As its an odd number, we can directly use the value of k is 373.
Using the value of k that we have obtained, we will try to predict knn_test_xs using knn_train_xs data and knn_train_y data.

library(class)

knn_pred <- knn(train = knn_train_xs,
                test = knn_test_xs,
                cl = knn_train_y,
                k = 373)

Model Evaluation

caret::confusionMatrix(data = knn_pred, reference = knn_test_y, positive = "1")
#> Confusion Matrix and Statistics
#> 
#>           Reference
#> Prediction      0      1
#>          0 178260    171
#>          1   3951  17618
#>                                         
#>                Accuracy : 0.9794        
#>                  95% CI : (0.9788, 0.98)
#>     No Information Rate : 0.9111        
#>     P-Value [Acc > NIR] : < 2.2e-16     
#>                                         
#>                   Kappa : 0.884         
#>                                         
#>  Mcnemar's Test P-Value : < 2.2e-16     
#>                                         
#>             Sensitivity : 0.99039       
#>             Specificity : 0.97832       
#>          Pos Pred Value : 0.81682       
#>          Neg Pred Value : 0.99904       
#>              Prevalence : 0.08894       
#>          Detection Rate : 0.08809       
#>    Detection Prevalence : 0.10784       
#>       Balanced Accuracy : 0.98435       
#>                                         
#>        'Positive' Class : 1             
#> 

Based on the results of the confusionMatrix above, we can now that the model’s ability to predict target Y (Fraud and Not Fraud) is 99.55%. Meanwhile, from the overall actual data of Not Fraud cases, the model is able to correctly predict 6.7%. Of all the actual data on fraud cases, the model was able to correctly predict 99.90%. Of all the prediction results that were predicted by the model, the model was able to correctly predict the positive class by 95.24%.

Conclusion

When viewed from the two models, the ability of the model to predict correctly from the actual data of transaction which is Fraud is better by using the K-NN model because it has a recall/sensitivity value = 99.90% greater than using logistic regression model.

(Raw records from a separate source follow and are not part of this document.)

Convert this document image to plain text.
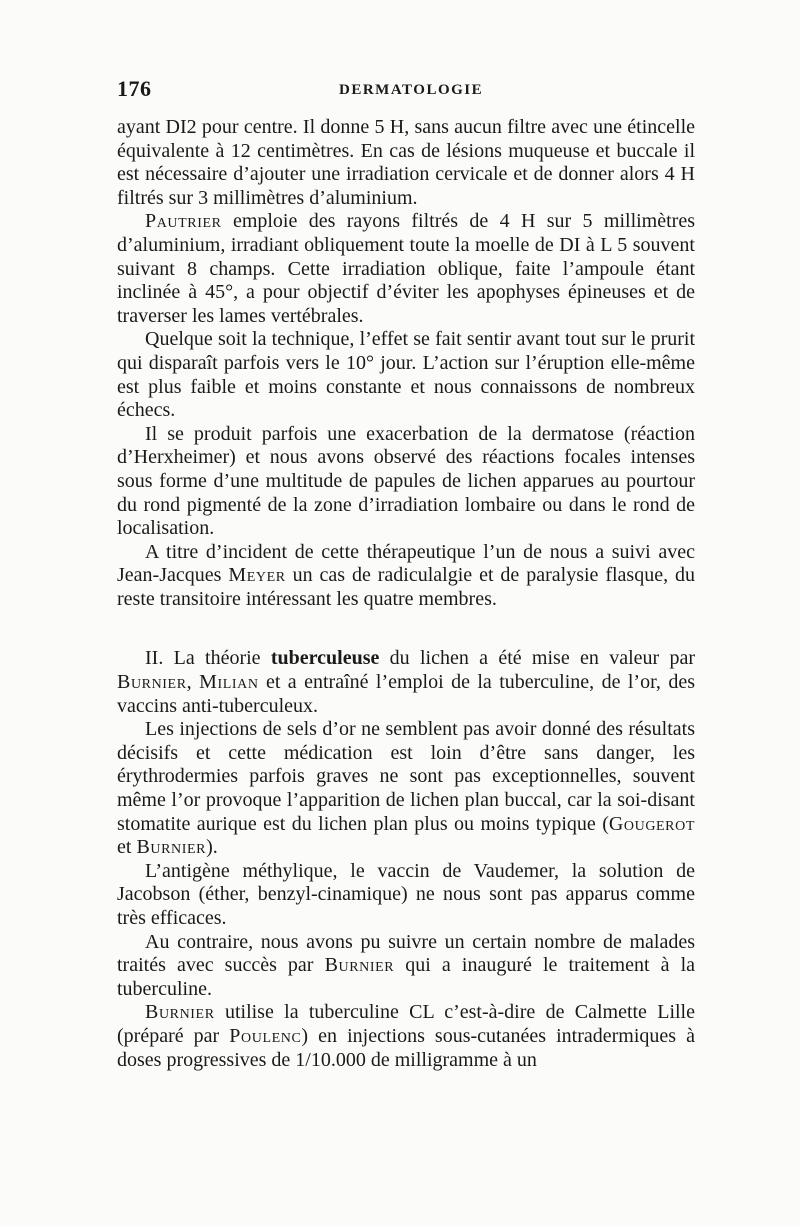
176	DERMATOLOGIE

ayant DI2 pour centre. Il donne 5 H, sans aucun filtre avec une étincelle équivalente à 12 centimètres. En cas de lésions muqueuse et buccale il est nécessaire d’ajouter une irradiation cervicale et de donner alors 4 H filtrés sur 3 millimètres d’aluminium.

Pautrier emploie des rayons filtrés de 4 H sur 5 millimètres d’aluminium, irradiant obliquement toute la moelle de DI à L 5 souvent suivant 8 champs. Cette irradiation oblique, faite l’ampoule étant inclinée à 45°, a pour objectif d’éviter les apophyses épineuses et de traverser les lames vertébrales.

Quelque soit la technique, l’effet se fait sentir avant tout sur le prurit qui disparaît parfois vers le 10° jour. L’action sur l’éruption elle-même est plus faible et moins constante et nous connaissons de nombreux échecs.

Il se produit parfois une exacerbation de la dermatose (réaction d’Herxheimer) et nous avons observé des réactions focales intenses sous forme d’une multitude de papules de lichen apparues au pourtour du rond pigmenté de la zone d’irradiation lombaire ou dans le rond de localisation.

A titre d’incident de cette thérapeutique l’un de nous a suivi avec Jean-Jacques Meyer un cas de radiculalgie et de paralysie flasque, du reste transitoire intéressant les quatre membres.

II. La théorie tuberculeuse du lichen a été mise en valeur par Burnier, Milian et a entraîné l’emploi de la tuberculine, de l’or, des vaccins anti-tuberculeux.

Les injections de sels d’or ne semblent pas avoir donné des résultats décisifs et cette médication est loin d’être sans danger, les érythrodermies parfois graves ne sont pas exceptionnelles, souvent même l’or provoque l’apparition de lichen plan buccal, car la soi-disant stomatite aurique est du lichen plan plus ou moins typique (Gougerot et Burnier).

L’antigène méthylique, le vaccin de Vaudemer, la solution de Jacobson (éther, benzyl-cinamique) ne nous sont pas apparus comme très efficaces.

Au contraire, nous avons pu suivre un certain nombre de malades traités avec succès par Burnier qui a inauguré le traitement à la tuberculine.

Burnier utilise la tuberculine CL c’est-à-dire de Calmette Lille (préparé par Poulenc) en injections sous-cutanées intradermiques à doses progressives de 1/10.000 de milligramme à un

If I were a fraud analyst, I will really look at the existing recall metrics, where I prefer one particular class, namely fraud. I want transactions that have the potential for fraud to be predicted as fraud, which will later be reviewed again whether the transaction is truly fraud or not. Because I want to minimize possible losses.